What may have started as a prediction has evolved into a truism: The impending death of the third-party cookie is elevating the importance of first-party data. It makes perfect sense.
The data that marketers collect directly about their customers through their websites, mobile apps, or social media platforms is highly valuable. It includes shopping, spending and demographic information. It’s even privacy compliant since consumers share it with their implied or active consent.
Yet, the truism leaves out a pretty big consideration. There are limits to using first-party data alone since the information only illustrates a partial picture of a customer. It doesn’t provide key nuances that can help marketers create compelling messaging and effective customer journeys.
Brands can get those key insights by augmenting first-party data with real-time interest data.
What is Interest Data and How is it Gathered?
The marketing ecosystem is full of terms that are hard to describe. Interest data isn’t one of them: It’s simply information about what interests people.
People send signals about their interests when they take actions like:
- Sharing content
- Searching
- Clicking on content
- Viewing web pages
The Best Interest-based Data is Captured in Real Time and Across Devices
Marketers need fresh intelligence to meet customers at the right time with the right message. Data recency is critical when time is of the essence. Consider these factors:
- Many paths to purchase have accelerated. Supply shortages are causing car buyers to make decisions quicker, for example. A recent Cox Automotive study found buyers spent just under 12.5 hours researching and shopping for a vehicle in 2021, down 46 minutes from 2020.
- The needs of some target audiences change quickly, like those of expectant moms or engaged couples.
- Health concerns by their nature are timely.
Real-time interest data is also valuable when purchases have longer sales cycles. It can help marketers understand where a customer is in the buying journey. They can learn a prospect has moved from the awareness to consideration phase, for instance, which enables them to tailor their messaging appropriately.
Real-time Interest Data Has High Accuracy
This category of data is also attractive because it’s deterministic, meaning it’s based on information that is accurate because it’s provided by a person. Video game purchasers who share content about their new games to their social networks are telling the world they’re gaming fans.

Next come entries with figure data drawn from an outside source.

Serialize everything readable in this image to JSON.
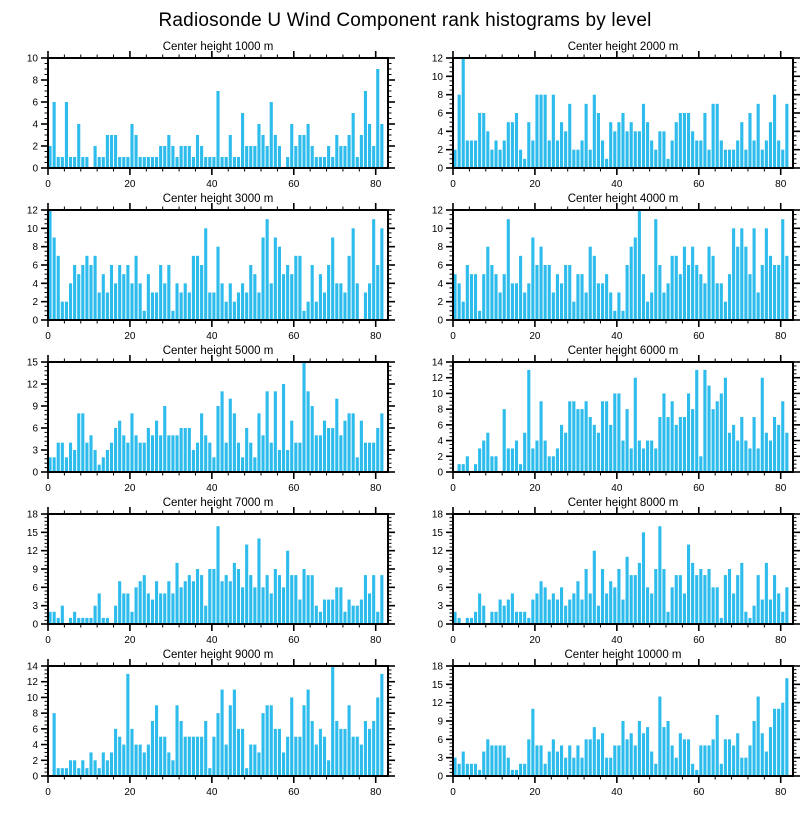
{
  "page": {
    "title": "Radiosonde U Wind Component rank histograms by level"
  },
  "style": {
    "bar_color": "#2EBCEC",
    "axis_color": "#000000",
    "background": "#FFFFFF"
  },
  "chart_data": [
    {
      "type": "bar",
      "title": "Center height 1000 m",
      "ylim": [
        0,
        10
      ],
      "ytick_step": 2,
      "xticks": [
        0,
        20,
        40,
        60,
        80
      ],
      "xminor_step": 4,
      "n_bins": 82,
      "values": [
        2,
        6,
        1,
        1,
        6,
        1,
        1,
        4,
        1,
        1,
        0,
        2,
        1,
        1,
        3,
        3,
        3,
        1,
        1,
        1,
        4,
        3,
        1,
        1,
        1,
        1,
        1,
        2,
        2,
        3,
        2,
        1,
        2,
        2,
        2,
        1,
        3,
        2,
        1,
        1,
        1,
        7,
        1,
        1,
        3,
        1,
        1,
        5,
        2,
        2,
        2,
        4,
        3,
        2,
        6,
        3,
        2,
        0,
        1,
        4,
        2,
        3,
        3,
        4,
        2,
        1,
        1,
        1,
        2,
        1,
        3,
        2,
        2,
        3,
        5,
        1,
        3,
        7,
        4,
        2,
        9,
        4
      ]
    },
    {
      "type": "bar",
      "title": "Center height 2000 m",
      "ylim": [
        0,
        12
      ],
      "ytick_step": 2,
      "xticks": [
        0,
        20,
        40,
        60,
        80
      ],
      "xminor_step": 4,
      "n_bins": 82,
      "values": [
        2,
        8,
        12,
        3,
        3,
        3,
        6,
        6,
        4,
        2,
        3,
        2,
        3,
        5,
        5,
        6,
        2,
        1,
        5,
        3,
        8,
        8,
        8,
        3,
        8,
        3,
        5,
        4,
        7,
        2,
        2,
        3,
        7,
        2,
        8,
        6,
        3,
        1,
        5,
        4,
        5,
        6,
        4,
        5,
        4,
        4,
        7,
        5,
        3,
        2,
        4,
        4,
        1,
        3,
        5,
        6,
        6,
        6,
        4,
        3,
        3,
        6,
        2,
        7,
        7,
        3,
        2,
        2,
        2,
        3,
        5,
        2,
        6,
        3,
        7,
        2,
        3,
        5,
        8,
        3,
        2,
        7
      ]
    },
    {
      "type": "bar",
      "title": "Center height 3000 m",
      "ylim": [
        0,
        12
      ],
      "ytick_step": 2,
      "xticks": [
        0,
        20,
        40,
        60,
        80
      ],
      "xminor_step": 4,
      "n_bins": 82,
      "values": [
        12,
        9,
        7,
        2,
        2,
        4,
        6,
        5,
        6,
        7,
        6,
        7,
        3,
        5,
        3,
        6,
        4,
        6,
        5,
        6,
        4,
        7,
        4,
        1,
        5,
        3,
        3,
        6,
        4,
        6,
        1,
        4,
        3,
        4,
        3,
        7,
        7,
        6,
        10,
        3,
        3,
        8,
        4,
        2,
        4,
        2,
        3,
        4,
        3,
        6,
        5,
        3,
        9,
        11,
        4,
        9,
        8,
        5,
        6,
        5,
        7,
        7,
        1,
        2,
        6,
        2,
        5,
        3,
        6,
        9,
        4,
        4,
        3,
        7,
        10,
        4,
        0,
        3,
        4,
        11,
        6,
        10
      ]
    },
    {
      "type": "bar",
      "title": "Center height 4000 m",
      "ylim": [
        0,
        12
      ],
      "ytick_step": 2,
      "xticks": [
        0,
        20,
        40,
        60,
        80
      ],
      "xminor_step": 4,
      "n_bins": 82,
      "values": [
        5,
        4,
        2,
        6,
        5,
        5,
        1,
        5,
        8,
        6,
        5,
        3,
        5,
        11,
        4,
        4,
        7,
        3,
        4,
        9,
        6,
        8,
        6,
        6,
        3,
        5,
        4,
        6,
        6,
        2,
        5,
        5,
        3,
        8,
        7,
        4,
        4,
        5,
        3,
        1,
        3,
        1,
        6,
        8,
        9,
        12,
        5,
        2,
        3,
        11,
        6,
        3,
        4,
        7,
        7,
        5,
        8,
        6,
        8,
        6,
        5,
        4,
        8,
        7,
        4,
        4,
        2,
        5,
        10,
        8,
        10,
        8,
        5,
        10,
        3,
        6,
        10,
        7,
        6,
        6,
        11,
        7
      ]
    },
    {
      "type": "bar",
      "title": "Center height 5000 m",
      "ylim": [
        0,
        15
      ],
      "ytick_step": 3,
      "xticks": [
        0,
        20,
        40,
        60,
        80
      ],
      "xminor_step": 4,
      "n_bins": 82,
      "values": [
        2,
        2,
        4,
        4,
        2,
        4,
        3,
        8,
        8,
        4,
        5,
        3,
        1,
        2,
        3,
        4,
        6,
        7,
        5,
        4,
        8,
        5,
        4,
        4,
        6,
        5,
        7,
        5,
        9,
        5,
        5,
        5,
        6,
        6,
        6,
        3,
        4,
        8,
        5,
        4,
        2,
        9,
        11,
        4,
        10,
        8,
        4,
        2,
        6,
        4,
        2,
        8,
        5,
        11,
        4,
        11,
        3,
        12,
        3,
        7,
        4,
        4,
        15,
        11,
        9,
        5,
        5,
        7,
        6,
        6,
        10,
        5,
        7,
        8,
        8,
        2,
        7,
        4,
        4,
        4,
        6,
        8
      ]
    },
    {
      "type": "bar",
      "title": "Center height 6000 m",
      "ylim": [
        0,
        14
      ],
      "ytick_step": 2,
      "xticks": [
        0,
        20,
        40,
        60,
        80
      ],
      "xminor_step": 4,
      "n_bins": 82,
      "values": [
        0,
        1,
        1,
        2,
        0,
        1,
        3,
        4,
        5,
        2,
        2,
        0,
        8,
        3,
        3,
        4,
        1,
        5,
        13,
        3,
        4,
        9,
        4,
        2,
        2,
        3,
        6,
        5,
        9,
        9,
        8,
        8,
        9,
        7,
        6,
        5,
        9,
        9,
        6,
        10,
        10,
        4,
        8,
        3,
        12,
        4,
        3,
        4,
        4,
        3,
        7,
        10,
        7,
        9,
        6,
        7,
        7,
        10,
        8,
        13,
        2,
        13,
        11,
        8,
        9,
        10,
        12,
        5,
        6,
        4,
        7,
        4,
        3,
        7,
        3,
        12,
        5,
        4,
        7,
        6,
        9,
        5
      ]
    },
    {
      "type": "bar",
      "title": "Center height 7000 m",
      "ylim": [
        0,
        18
      ],
      "ytick_step": 3,
      "xticks": [
        0,
        20,
        40,
        60,
        80
      ],
      "xminor_step": 4,
      "n_bins": 82,
      "values": [
        2,
        2,
        1,
        3,
        0,
        1,
        2,
        1,
        1,
        1,
        1,
        3,
        5,
        1,
        1,
        0,
        3,
        7,
        5,
        5,
        2,
        6,
        7,
        8,
        5,
        4,
        7,
        5,
        5,
        7,
        5,
        10,
        6,
        7,
        8,
        7,
        9,
        8,
        3,
        9,
        9,
        16,
        7,
        8,
        7,
        10,
        9,
        6,
        13,
        8,
        6,
        14,
        6,
        8,
        5,
        9,
        8,
        6,
        12,
        8,
        8,
        4,
        9,
        8,
        8,
        3,
        2,
        4,
        4,
        4,
        6,
        6,
        2,
        4,
        3,
        3,
        4,
        8,
        5,
        8,
        2,
        8
      ]
    },
    {
      "type": "bar",
      "title": "Center height 8000 m",
      "ylim": [
        0,
        18
      ],
      "ytick_step": 3,
      "xticks": [
        0,
        20,
        40,
        60,
        80
      ],
      "xminor_step": 4,
      "n_bins": 82,
      "values": [
        2,
        1,
        0,
        1,
        1,
        2,
        5,
        3,
        0,
        2,
        2,
        4,
        3,
        4,
        5,
        2,
        2,
        2,
        1,
        4,
        5,
        7,
        6,
        4,
        5,
        4,
        6,
        3,
        4,
        5,
        7,
        4,
        9,
        5,
        12,
        3,
        9,
        5,
        7,
        6,
        9,
        4,
        11,
        8,
        8,
        10,
        15,
        6,
        5,
        9,
        16,
        9,
        2,
        6,
        8,
        8,
        5,
        13,
        10,
        8,
        9,
        8,
        9,
        6,
        6,
        1,
        8,
        9,
        5,
        8,
        10,
        2,
        1,
        3,
        8,
        4,
        10,
        4,
        8,
        5,
        2,
        6
      ]
    },
    {
      "type": "bar",
      "title": "Center height 9000 m",
      "ylim": [
        0,
        14
      ],
      "ytick_step": 2,
      "xticks": [
        0,
        20,
        40,
        60,
        80
      ],
      "xminor_step": 4,
      "n_bins": 82,
      "values": [
        0,
        8,
        1,
        1,
        1,
        2,
        2,
        1,
        2,
        1,
        3,
        2,
        1,
        3,
        2,
        3,
        6,
        5,
        4,
        13,
        6,
        4,
        4,
        3,
        4,
        7,
        9,
        5,
        5,
        3,
        2,
        9,
        7,
        5,
        5,
        5,
        5,
        5,
        7,
        1,
        5,
        8,
        11,
        4,
        9,
        11,
        6,
        6,
        1,
        4,
        4,
        3,
        8,
        9,
        9,
        6,
        6,
        3,
        5,
        10,
        5,
        5,
        9,
        11,
        7,
        4,
        6,
        5,
        2,
        14,
        7,
        6,
        6,
        9,
        5,
        5,
        4,
        7,
        6,
        7,
        10,
        13
      ]
    },
    {
      "type": "bar",
      "title": "Center height 10000 m",
      "ylim": [
        0,
        18
      ],
      "ytick_step": 3,
      "xticks": [
        0,
        20,
        40,
        60,
        80
      ],
      "xminor_step": 4,
      "n_bins": 82,
      "values": [
        3,
        2,
        4,
        2,
        2,
        2,
        1,
        4,
        6,
        5,
        5,
        5,
        5,
        3,
        1,
        1,
        2,
        2,
        6,
        11,
        5,
        5,
        2,
        4,
        6,
        4,
        5,
        3,
        5,
        3,
        5,
        3,
        6,
        6,
        8,
        6,
        7,
        3,
        3,
        5,
        5,
        9,
        6,
        7,
        5,
        9,
        7,
        8,
        4,
        2,
        13,
        8,
        9,
        5,
        3,
        7,
        6,
        6,
        2,
        1,
        5,
        5,
        5,
        6,
        10,
        2,
        6,
        6,
        5,
        7,
        3,
        3,
        5,
        9,
        13,
        7,
        4,
        8,
        11,
        11,
        12,
        16
      ]
    }
  ]
}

How Marketers Can Use Real-Time Interest Data
We see four major use cases for layering real-time interest data onto first-party data:
- CRM data enrichment: First-party data only provides marketers with a slice of understanding about a customer. Having deeper knowledge of that person’s interests can help make their profile more holistic and, in turn, actionable.
- Expand targeting campaigns: Scale is a primary limitation of first-party data, but marketers who can access the passion points and cross-interests of customers can expand their audiences.
- Say a bank wants to reach parents of young kids to promote college savings accounts. Based on data it has collected, it likely knows that certain parents definitely have young kids. It can use interest data to find other customers who do as well. Customers who are searching for ratings of elementary schools, sharing content from children-related retailers, and researching kid-friendly foods could be great targets for a campaign promoting college savings accounts. Likewise, marketers who discover that their customers cross-index for beauty and fitness-related interests can use this intelligence to serve customized ads to a larger audience.
- Improved personalization: Marketers can struggle to personalize campaigns based solely on first-party data. That’s a pain point since it’s so critical today to create tailored messages for online and CTV advertising, websites, social media and email.
- Using real-time data can help marketers customize experiences and messages based on user interests. For instance, a financial firm can send relevant information to customers who have a validated need for a service or product at a time when interest is high. It can send college-related content to some audiences, tips on buying a home to another group, and retirement-focused stories to a third segment.
- Tailored lead generation: Marketers can’t gain a holistic view of a customer’s buying journey if they only analyze the interactions that person has with their brand. Having such limited information means marketers can’t effectively address users’ timely needs across channels. It can also hamstring the lead scoring efforts of B2B marketers.
Real-time interest data can help marketers better understand where users are in their paths to purchase and improve the accuracy and scale of lead scoring.
Marketers are recognizing the value that interest data–which may be referred to as intent data in a B2B context–can bring to lead gen efforts. A 2022 study from Demand Gen Report found:
- 30% of surveyed B2B marketers say leveraging intent/signal data to identify new opportunities is “important” and 18% say it is the “most important.”
- 31% say they plan to test and/or deploy intent/signal data to help accelerate their demand gen strategies in 2022.
- 47% say they are using intent data to better assess prospects who are actively researching a buying decision.
There’s clearly a lot of upside to enriching first-party data with real-time interest data from digital destinations. As marketers reduce their reliance on the third-party cookie, this powerful data duo can help brands get a more comprehensive view of customers and their purchase journeys.